Así, del mismo modo en que el narrador del cuento navideño menciona las «voces distantes» que escucha a veces antes de dormir, Thomas parece enfrentarse a la poesía, como lo hacía el artista romántico, como a una fuerza que lo supera, que entra sin aviso en su espacio íntimo. Y en esa contienda es que a veces los versos caen o lo subyugan y el poeta se parece (la metáfora es de Heaney) a un fisicoculturista, más proclive a la redundancia que a la intensidad.

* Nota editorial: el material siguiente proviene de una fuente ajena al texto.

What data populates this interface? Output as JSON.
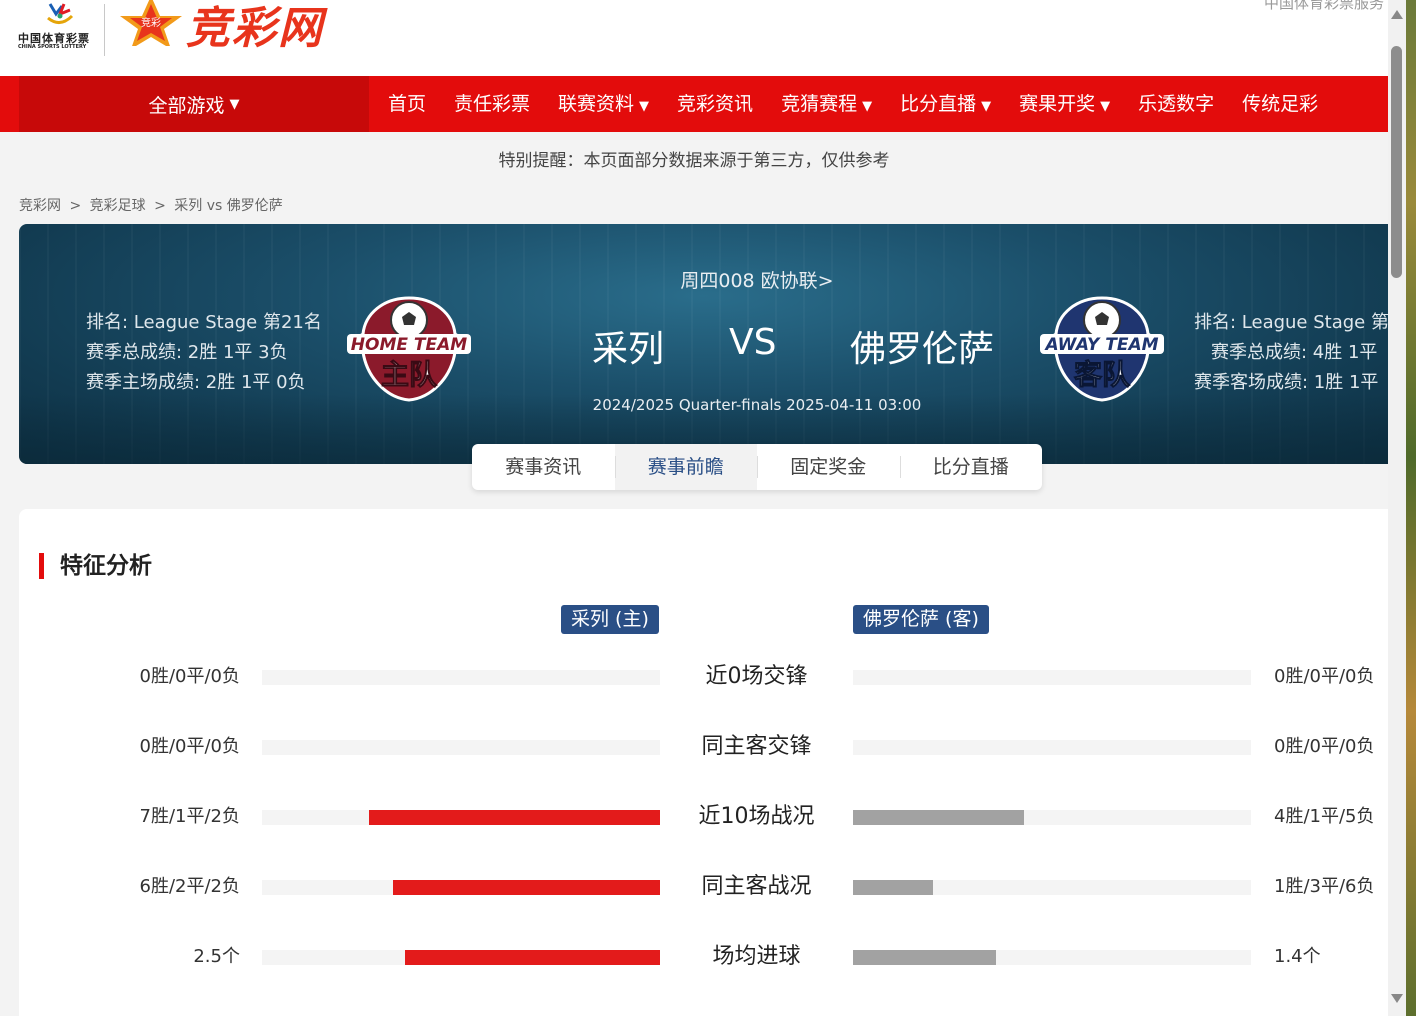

No obstante, son esas estrofas o párrafos de cuidada orfebrería (o incluso ese verso perfecto que, como dice Lowell, justifica un texto endeble como «La muerte no tendrá dominio»), los que importan ahora. Me refiero, por citar solo un puñado, a páginas virtuosas y ya clásicas como «No vayas dócil a esa buena noche», «Yace tranquilo, duerme en paz» (ambas hechas canción por el también galés John Cale) u «Oh, hazme una máscara», en las que la guerra, el amor y la pérdida ocupan el oscuro centro, del que esas piezas obtienen toda su fuerza; pero también a algunas menos citadas, como «Poema en octubre» o «El jorobado en el parque», en el que se encuentra la estrofa: «Y el viejo perro adormilado / solo entre enfermeras y cisnes, / mientras los niños en los sauces / hacían saltar los tigres de sus ojos / para que rugieran en la rocalla / y los bosques estaban azules de marineros».

Es ahí —en esos poemas, en varios de sus cuentos, en las piezas grabadas para la BBC (la ya mencionada, por supuesto, pero también el radiodrama Bajo el bosque lácteo, de 1954)—, entonces, que la voz de Thomas, nacida al borde de las gélidas aguas de la bahía de Swansea, nos atrapa y habita.